NASA is preparing for a number of experiments to return to Earth from the International Space Station on Jan. 9. File Photo by NASA/UPI

NASA is preparing for a number of experiments to return to Earth from the International Space Station on Jan. 9. File Photo by NASA/UPI | License Photo

Jan. 6 (UPI) — NASA is preparing for the return of multiple science experiments from the International Space Station in the hopes they might further aid mankind’s future exploration of space.

A Dragon spacecraft that docked with the station on Nov. 27 is scheduled to return to Earth and splash down off the eastern coast of Florida on Jan. 9, NASA said in a press release.

The items being ferried back to Earth include a special protective radiation vest, olive oil, and saturated tissues. The items will be examined by scientists at NASA’s Kennedy Space Center in Florida. Some of the experiments also will be analyzed later at their home labs.

The Rhodium Microgravity Bioprospecting-1 experiment evaluated the growth of microbes in space. It’s hoped that genetic changes observed in microorganisms in space could lead to discoveries that will further advance medical science. Bioprospecting is the name given to the search for plants and animals from which medicinal drugs might be made as the microorganisms undergo stress.

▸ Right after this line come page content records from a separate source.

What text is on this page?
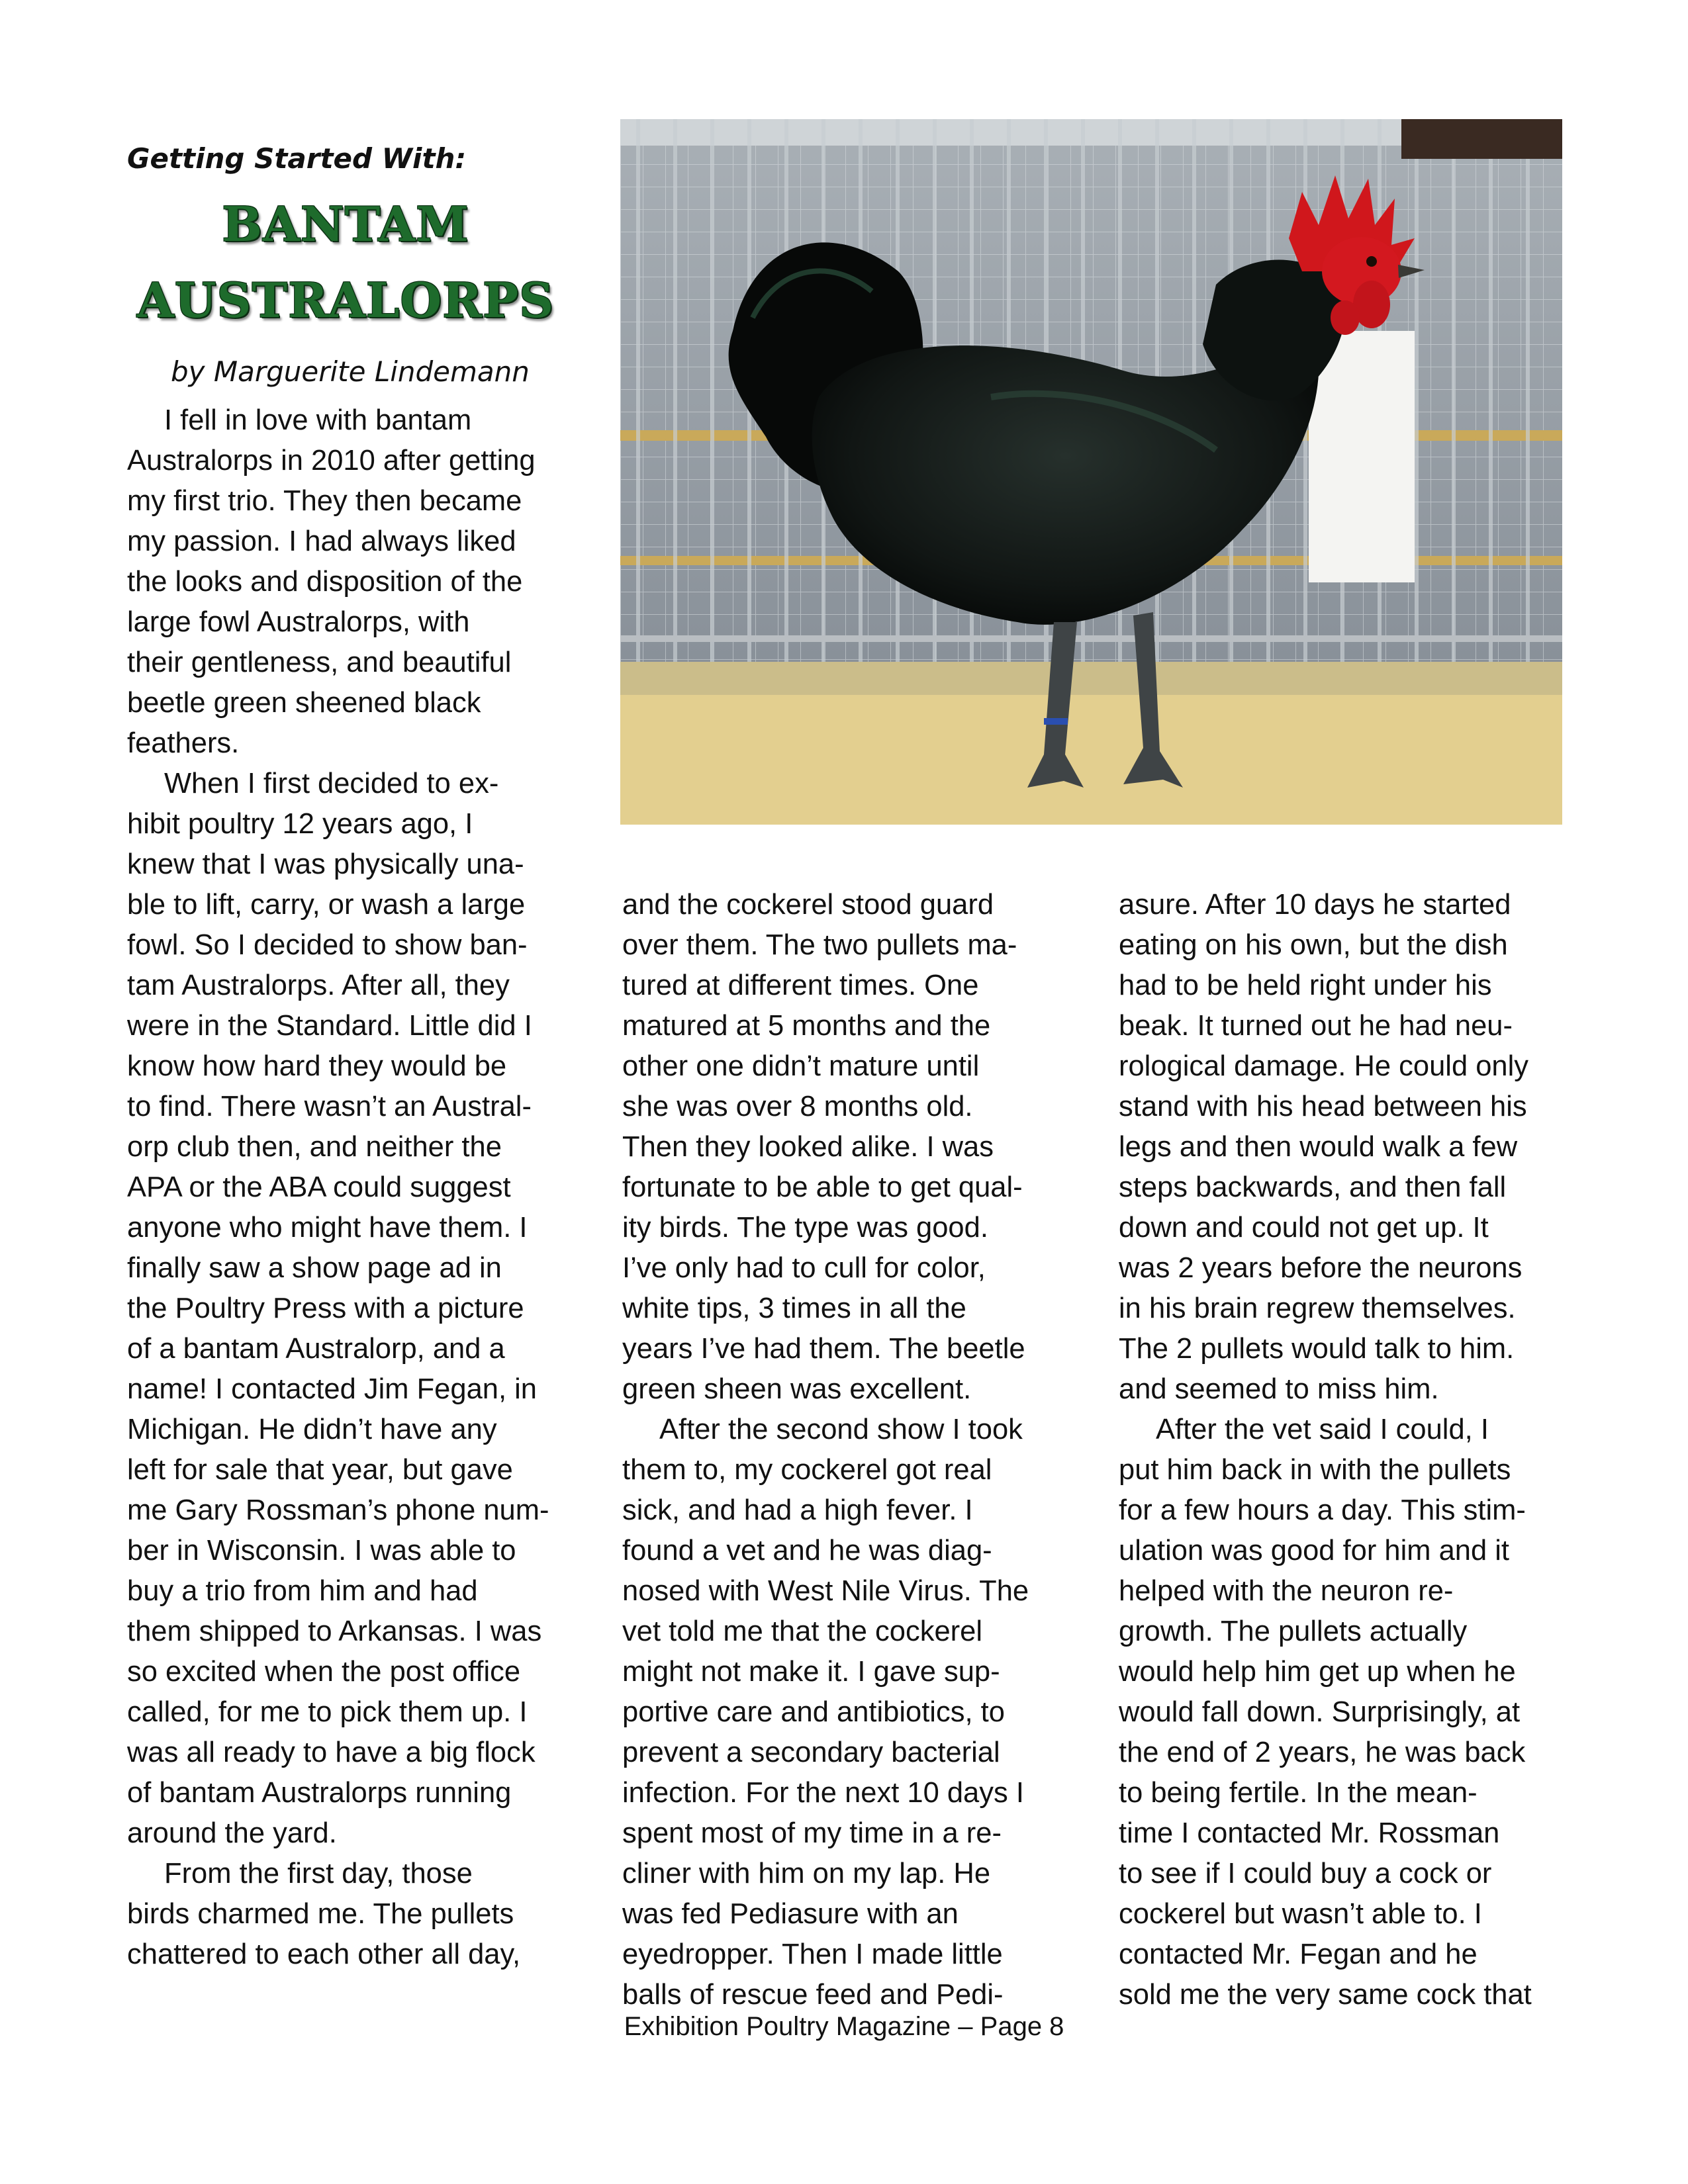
Getting Started With:
BANTAM
AUSTRALORPS
by Marguerite Lindemann
I fell in love with bantam
Australorps in 2010 after getting
my first trio. They then became
my passion. I had always liked
the looks and disposition of the
large fowl Australorps, with
their gentleness, and beautiful
beetle green sheened black
feathers.
When I first decided to ex-
hibit poultry 12 years ago, I
knew that I was physically una-
ble to lift, carry, or wash a large
fowl. So I decided to show ban-
tam Australorps. After all, they
were in the Standard. Little did I
know how hard they would be
to find. There wasn’t an Austral-
orp club then, and neither the
APA or the ABA could suggest
anyone who might have them. I
finally saw a show page ad in
the Poultry Press with a picture
of a bantam Australorp, and a
name! I contacted Jim Fegan, in
Michigan. He didn’t have any
left for sale that year, but gave
me Gary Rossman’s phone num-
ber in Wisconsin. I was able to
buy a trio from him and had
them shipped to Arkansas. I was
so excited when the post office
called, for me to pick them up. I
was all ready to have a big flock
of bantam Australorps running
around the yard.
From the first day, those
birds charmed me. The pullets
chattered to each other all day,
and the cockerel stood guard
over them. The two pullets ma-
tured at different times. One
matured at 5 months and the
other one didn’t mature until
she was over 8 months old.
Then they looked alike. I was
fortunate to be able to get qual-
ity birds. The type was good.
I’ve only had to cull for color,
white tips, 3 times in all the
years I’ve had them. The beetle
green sheen was excellent.
After the second show I took
them to, my cockerel got real
sick, and had a high fever. I
found a vet and he was diag-
nosed with West Nile Virus. The
vet told me that the cockerel
might not make it. I gave sup-
portive care and antibiotics, to
prevent a secondary bacterial
infection. For the next 10 days I
spent most of my time in a re-
cliner with him on my lap. He
was fed Pediasure with an
eyedropper. Then I made little
balls of rescue feed and Pedi-
asure. After 10 days he started
eating on his own, but the dish
had to be held right under his
beak. It turned out he had neu-
rological damage. He could only
stand with his head between his
legs and then would walk a few
steps backwards, and then fall
down and could not get up. It
was 2 years before the neurons
in his brain regrew themselves.
The 2 pullets would talk to him.
and seemed to miss him.
After the vet said I could, I
put him back in with the pullets
for a few hours a day. This stim-
ulation was good for him and it
helped with the neuron re-
growth. The pullets actually
would help him get up when he
would fall down. Surprisingly, at
the end of 2 years, he was back
to being fertile. In the mean-
time I contacted Mr. Rossman
to see if I could buy a cock or
cockerel but wasn’t able to. I
contacted Mr. Fegan and he
sold me the very same cock that
Exhibition Poultry Magazine – Page 8
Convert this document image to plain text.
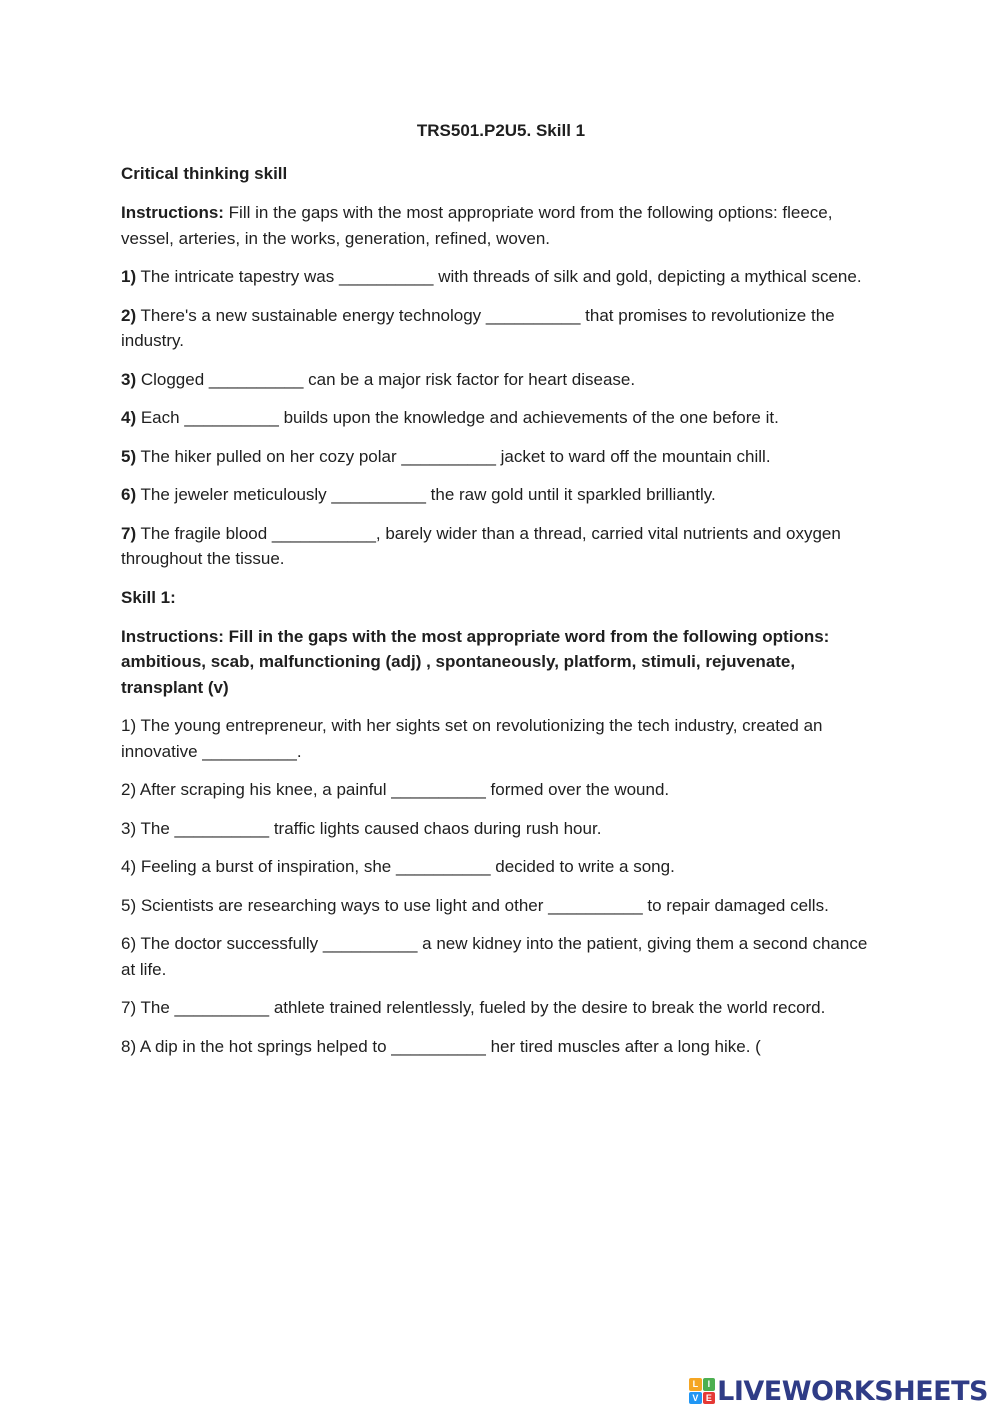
TRS501.P2U5. Skill 1
Critical thinking skill
Instructions: Fill in the gaps with the most appropriate word from the following options: fleece, vessel, arteries, in the works, generation, refined, woven.
1) The intricate tapestry was __________ with threads of silk and gold, depicting a mythical scene.
2) There's a new sustainable energy technology __________ that promises to revolutionize the industry.
3) Clogged __________ can be a major risk factor for heart disease.
4) Each __________ builds upon the knowledge and achievements of the one before it.
5) The hiker pulled on her cozy polar __________ jacket to ward off the mountain chill.
6) The jeweler meticulously __________ the raw gold until it sparkled brilliantly.
7) The fragile blood ___________, barely wider than a thread, carried vital nutrients and oxygen throughout the tissue.
Skill 1:
Instructions: Fill in the gaps with the most appropriate word from the following options: ambitious, scab, malfunctioning (adj) , spontaneously, platform, stimuli, rejuvenate, transplant (v)
1) The young entrepreneur, with her sights set on revolutionizing the tech industry, created an innovative __________.
2) After scraping his knee, a painful __________ formed over the wound.
3) The __________ traffic lights caused chaos during rush hour.
4) Feeling a burst of inspiration, she __________ decided to write a song.
5) Scientists are researching ways to use light and other __________ to repair damaged cells.
6) The doctor successfully __________ a new kidney into the patient, giving them a second chance at life.
7) The __________ athlete trained relentlessly, fueled by the desire to break the world record.
8) A dip in the hot springs helped to __________ her tired muscles after a long hike. (
L	I
V E LIVEWORKSHEETS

The Astrorad radiation protection vest was tested by astronauts aboard the station so they could provide feedback on how well it fits and how practical it is to use. NASA hopes the tests will help them create radiation-protection garments for the Artemis program, which seeks to return humans to the moon for the first time in more than five decades.

The EVOO in Space experiment is a joint project of the Italian Space Agency and European Space Agency that studied the effects of microgravity on olive oil samples. Researchers collected data on the oil before the mission and will examine the effects of prolonged weightlessness on the samples. Olive oil has the potential to offer health benefits for astronauts on long space voyages.

The XROOTS experiment uses water and air-based techniques to grow plants without soil. Researchers observed the growth cycles of plants in the experiment’s plant chambers. The experiment hopes to solve some of the persistent issues that have made the production of food in space cumbersome and ineffective.

The Suture in Space experiment is a European Space Agency project that examines wound healing in space. The experiment could advance medical science on Earth and provide insight into how future astronauts could heal injuries during long space voyages.